Comparing HRD status between different algorithms
For a more comprehensive evaluation of the algorithm, ShallowHRD software [25] was joined into the later comparative analysis. Six standard samples were sequenced with whole genomic DNA as described in the method section. The sensitivity and specificity of AcornHRD are both 100%, while those of the ShallowHRD are 40% and 100%, respectively (Table 1). Subsequently, the clinical cohort including 15 BRCA-positive and 35 BRCA-negative patients from the clinical cohort, was used to detect HRD status. The HRD results of the clinical cohort showed that AcornHRD sensitivity is far superior to ShallowHRD, but its specificity is not as good (Supplementary Table 4 and Supplementary Table 5).
Correlation between BRCA mutations and HRD status
Variation located in the BRCA as a prominent hallmark had been studied in many cancers [26-30]. As previous studies have reported, BRCA mutations are the most critical factors in patients with breast cancer to assess risk [31, 32]. HRD, another tumor biomarker, is being used in guiding therapy in more and more studies [33-36]. BRCA mutations are known to be strongly associated with HRD; therefore, we applied BRCA mutation status to compare the accuracy of the two HRD assessment methods, TCGA cohort (2 samples without somatic mutation information were filtered out) was analyzed using AcornHRD and ShallowHRD software [25], respectively. Firstly, the mutations of BRCA genes were confirmed in tumor sequencing reads by in-house calling variation pipeline (more details presented in Methods Part). Of the 120 patients, 20 harbored BRCA mutations. Subsequently, the HRD status of 120 tumor tissue samples was identified by two algorithms. The results of AcornHRD (Table 2) and ShallowHRD (Table 3) both show that BRCA status is significantly correlated with HRD status (P=0.00838 and P=0.00284, respectively). However, the positive agreement rate of AcornHRD is higher than the ShallowHRD algorithm, which is 70% (14/20) and 60% (12/20), respectively (Table 2 and Table 3). In summary, AcornHRD is more stable in the application performance of three different cohort of WGS data, which is superior to the published algorithm.

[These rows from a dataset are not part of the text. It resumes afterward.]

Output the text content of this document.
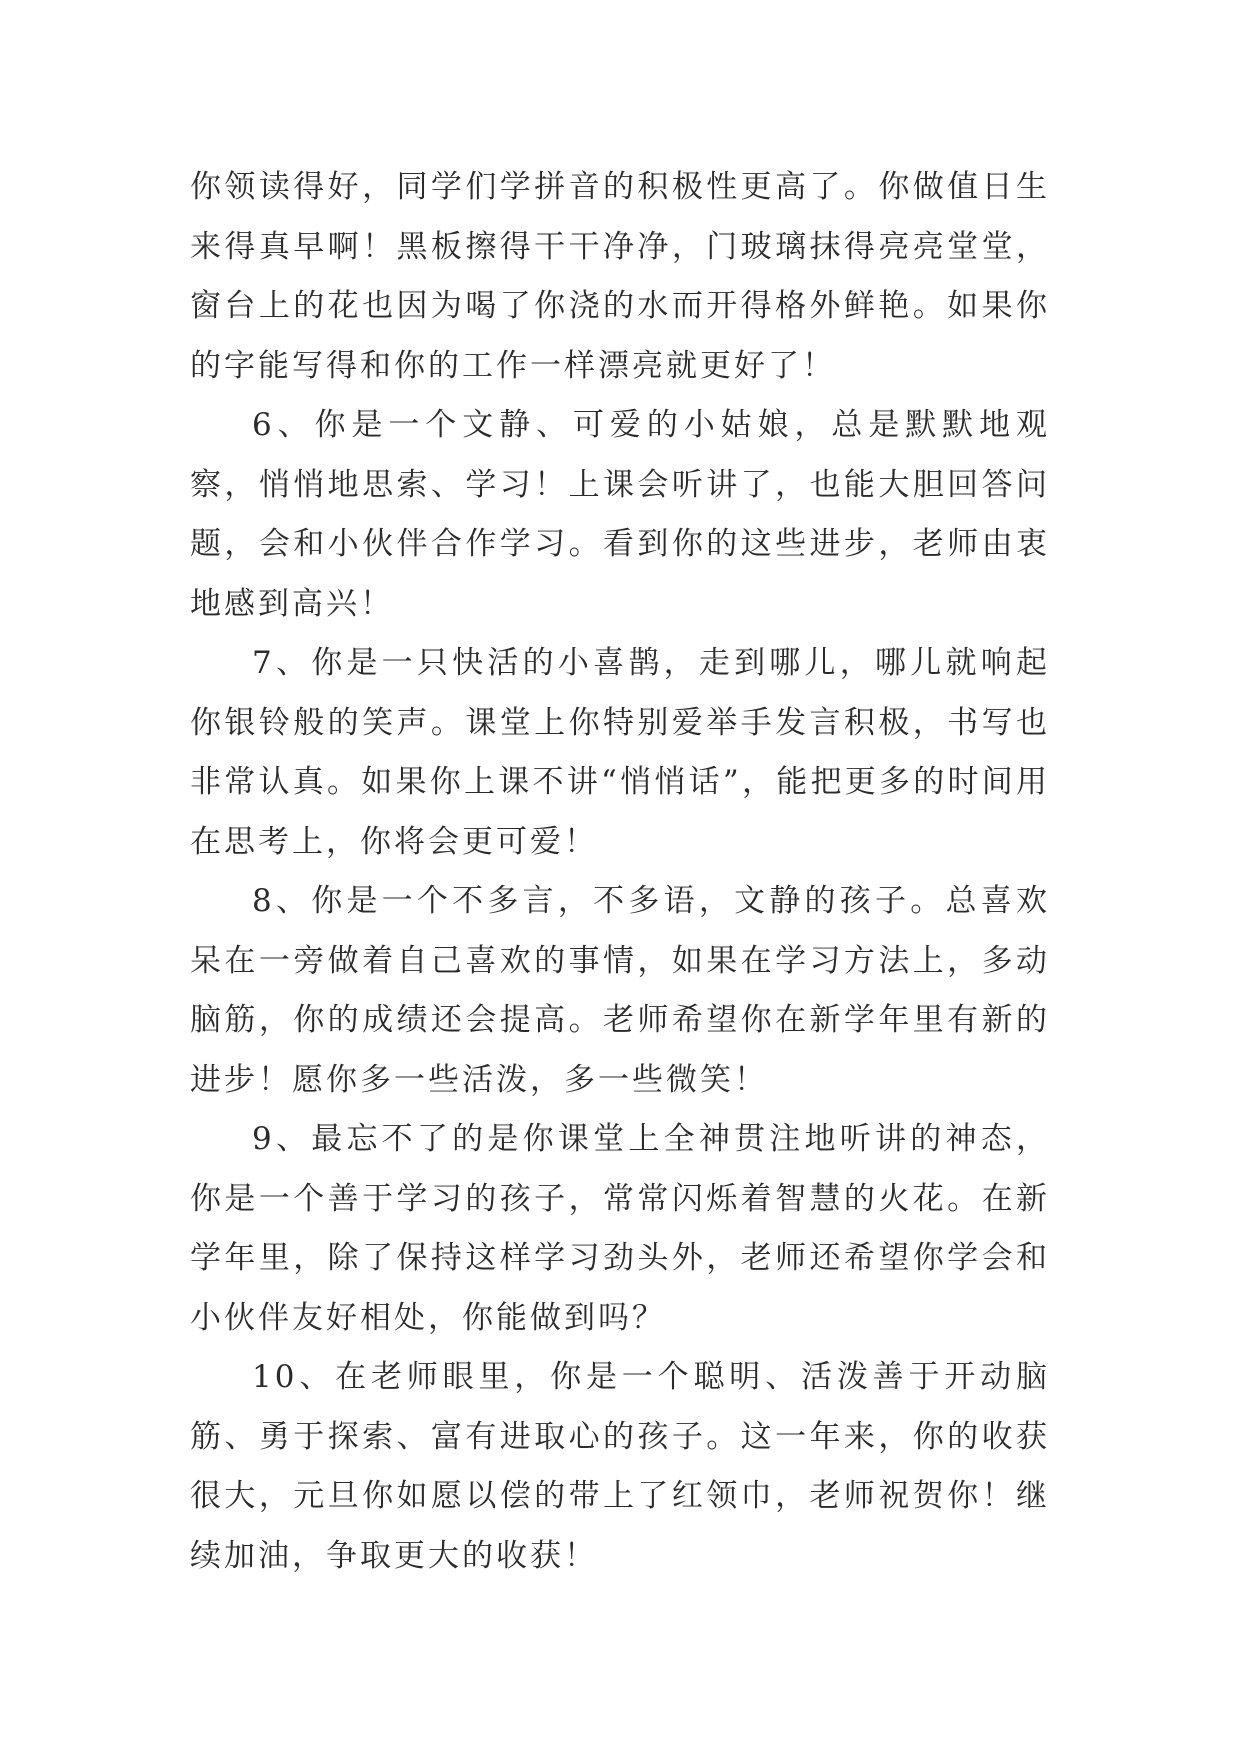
你领读得好，同学们学拼音的积极性更高了。你做值日生来得真早啊！黑板擦得干干净净，门玻璃抹得亮亮堂堂，窗台上的花也因为喝了你浇的水而开得格外鲜艳。如果你的字能写得和你的工作一样漂亮就更好了！

6、你是一个文静、可爱的小姑娘，总是默默地观察，悄悄地思索、学习！上课会听讲了，也能大胆回答问题，会和小伙伴合作学习。看到你的这些进步，老师由衷地感到高兴！

7、你是一只快活的小喜鹊，走到哪儿，哪儿就响起你银铃般的笑声。课堂上你特别爱举手发言积极，书写也非常认真。如果你上课不讲“悄悄话”，能把更多的时间用在思考上，你将会更可爱！

8、你是一个不多言，不多语，文静的孩子。总喜欢呆在一旁做着自己喜欢的事情，如果在学习方法上，多动脑筋，你的成绩还会提高。老师希望你在新学年里有新的进步！愿你多一些活泼，多一些微笑！

9、最忘不了的是你课堂上全神贯注地听讲的神态，你是一个善于学习的孩子，常常闪烁着智慧的火花。在新学年里，除了保持这样学习劲头外，老师还希望你学会和小伙伴友好相处，你能做到吗？

10、在老师眼里，你是一个聪明、活泼善于开动脑筋、勇于探索、富有进取心的孩子。这一年来，你的收获很大，元旦你如愿以偿的带上了红领巾，老师祝贺你！继续加油，争取更大的收获！
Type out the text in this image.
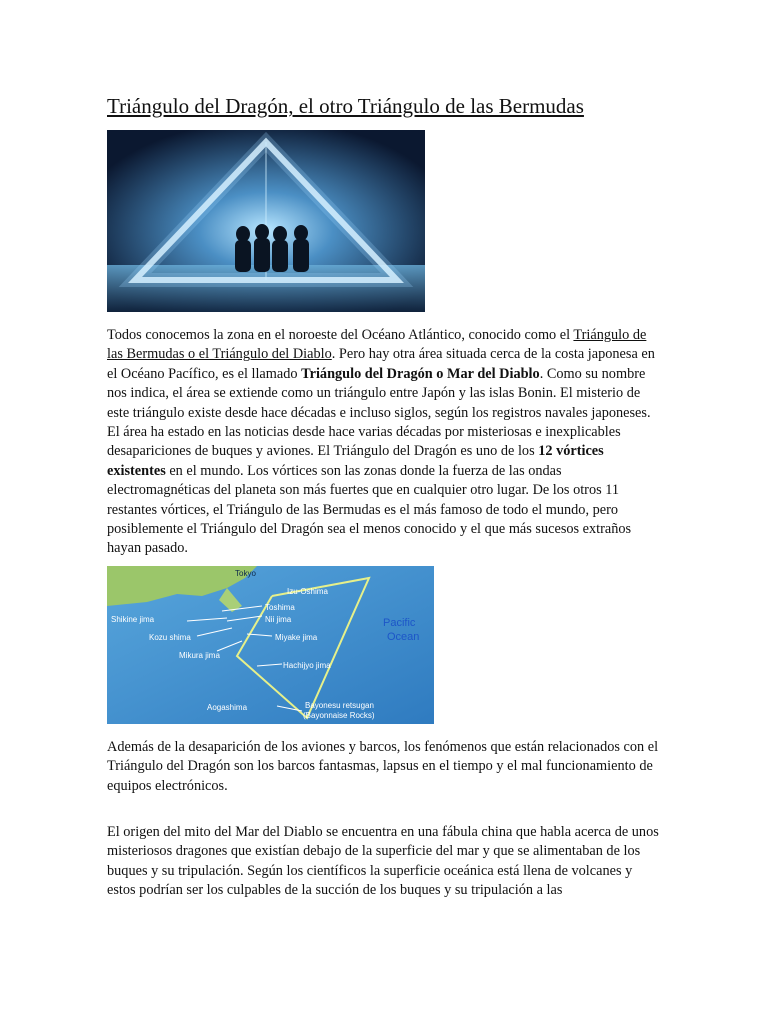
Triángulo del Dragón, el otro Triángulo de las Bermudas

Todos conocemos la zona en el noroeste del Océano Atlántico, conocido como el Triángulo de las Bermudas o el Triángulo del Diablo. Pero hay otra área situada cerca de la costa japonesa en el Océano Pacífico, es el llamado Triángulo del Dragón o Mar del Diablo. Como su nombre nos indica, el área se extiende como un triángulo entre Japón y las islas Bonin. El misterio de este triángulo existe desde hace décadas e incluso siglos, según los registros navales japoneses. El área ha estado en las noticias desde hace varias décadas por misteriosas e inexplicables desapariciones de buques y aviones. El Triángulo del Dragón es uno de los 12 vórtices existentes en el mundo. Los vórtices son las zonas donde la fuerza de las ondas electromagnéticas del planeta son más fuertes que en cualquier otro lugar. De los otros 11 restantes vórtices, el Triángulo de las Bermudas es el más famoso de todo el mundo, pero posiblemente el Triángulo del Dragón sea el menos conocido y el que más sucesos extraños hayan pasado.

Tokyo
Izu-Oshima
Toshima
Shikine jima	Nii jima
Kozu shima	Miyake jima
Mikura jima
Hachijyo jima
Aogashima	Bayonesu retsugan
(Bayonnaise Rocks)
Pacific
Ocean

Además de la desaparición de los aviones y barcos, los fenómenos que están relacionados con el Triángulo del Dragón son los barcos fantasmas, lapsus en el tiempo y el mal funcionamiento de equipos electrónicos.

El origen del mito del Mar del Diablo se encuentra en una fábula china que habla acerca de unos misteriosos dragones que existían debajo de la superficie del mar y que se alimentaban de los buques y su tripulación. Según los científicos la superficie oceánica está llena de volcanes y estos podrían ser los culpables de la succión de los buques y su tripulación a las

The HRD in clinical cohort
High HRD score was also significantly correlated with BRCA mutation (Table 4) in the 50 clinical cohort. Among the 50 patients who received anthracycline-based neoadjuvant therapy, 28 had high HRD scores, and 22 had low HRD scores. The breast cancer samples selected for clinical study were all HER-2 negative, including 24 TNBC samples and 26 ER and/or PR positive samples. High HRD score was significantly correlated with TNBC and high Ki-67 expression (Table 4). HRD score high trend to ER negative and PR negative (Table 4).

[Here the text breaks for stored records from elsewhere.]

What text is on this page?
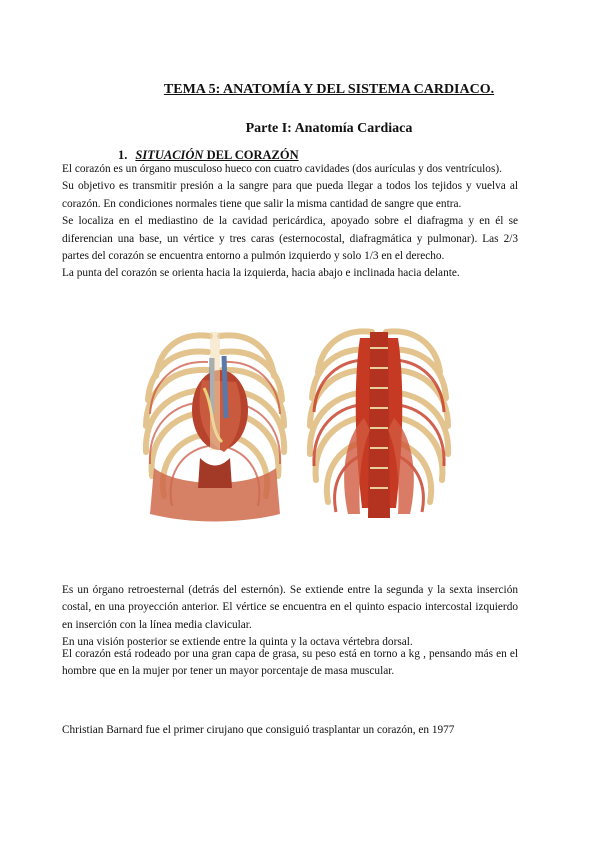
TEMA 5: ANATOMÍA Y DEL SISTEMA CARDIACO.
Parte I: Anatomía Cardiaca
1. SITUACIÓN DEL CORAZÓN
El corazón es un órgano musculoso hueco con cuatro cavidades (dos aurículas y dos ventrículos).
Su objetivo es transmitir presión a la sangre para que pueda llegar a todos los tejidos y vuelva al corazón. En condiciones normales tiene que salir la misma cantidad de sangre que entra.
Se localiza en el mediastino de la cavidad pericárdica, apoyado sobre el diafragma y en él se diferencian una base, un vértice y tres caras (esternocostal, diafragmática y pulmonar). Las 2/3 partes del corazón se encuentra entorno a pulmón izquierdo y solo 1/3 en el derecho.
La punta del corazón se orienta hacia la izquierda, hacia abajo e inclinada hacia delante.
Es un órgano retroesternal (detrás del esternón). Se extiende entre la segunda y la sexta inserción costal, en una proyección anterior. El vértice se encuentra en el quinto espacio intercostal izquierdo en inserción con la línea media clavicular.
En una visión posterior se extiende entre la quinta y la octava vértebra dorsal.
El corazón está rodeado por una gran capa de grasa, su peso está en torno a kg , pensando más en el hombre que en la mujer por tener un mayor porcentaje de masa muscular.
Christian Barnard fue el primer cirujano que consiguió trasplantar un corazón, en 1977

Correlation between HRD status and NAC efficacy
In this study, HRD positive includes either a high HRD score or a BRCA mutation, whereas HRD negative includes a low HRD score and no BRCA mutation. Of the 50 patients, 30 were identified as HRD positive. Moreover, pCR and residual tumor burden (RCB 0/1) are both important indicators for tumor efficacy evaluation, of which pCR (RCB 0) is the main evaluation indicator.

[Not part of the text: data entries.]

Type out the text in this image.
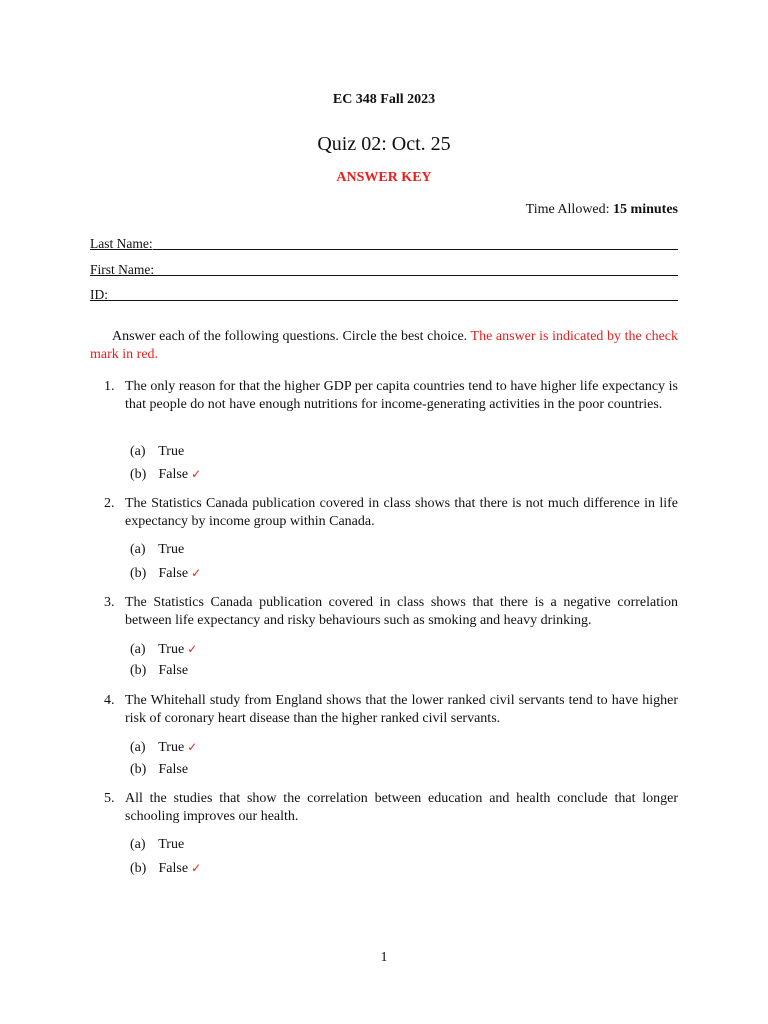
EC 348 Fall 2023
Quiz 02: Oct. 25
ANSWER KEY
Time Allowed: 15 minutes
Last Name:
First Name:
ID:
Answer each of the following questions. Circle the best choice. The answer is indicated by the check mark in red.
1. The only reason for that the higher GDP per capita countries tend to have higher life expectancy is that people do not have enough nutritions for income-generating activities in the poor countries.
(a) True
(b) False ✓
2. The Statistics Canada publication covered in class shows that there is not much difference in life expectancy by income group within Canada.
(a) True
(b) False ✓
3. The Statistics Canada publication covered in class shows that there is a negative correlation between life expectancy and risky behaviours such as smoking and heavy drinking.
(a) True ✓
(b) False
4. The Whitehall study from England shows that the lower ranked civil servants tend to have higher risk of coronary heart disease than the higher ranked civil servants.
(a) True ✓
(b) False
5. All the studies that show the correlation between education and health conclude that longer schooling improves our health.
(a) True
(b) False ✓
1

Regarding the HRD status of all patients (n = 50), patients with HRD positive were more likely to respond to standard NAC containing anthracyclines than HRD negative patients, with a pCR (RCB 0) outcome (OR = 9.5, 95% CI 1.11 - 81.5, p = 0.04) (Table 5). Similar results were observed for the endpoint RCB of 0/1. In the entire cohort of 50 patients, patients with HRD positive were more likely to achieve RCB 0/1 compared to non-deficient patients (OR = 10.29, 95% CI 2.02 - 52.36, p = 0.005) (Table 6). This applied to a cohort of 35 patients lacking germline BRCA mutations; patients with HRD trended toward an RCB 0/1 response compared with HRD negative patients (OR = 6.0, 95% CI 1.00 - 35.91, p = 0.05) (Table 6).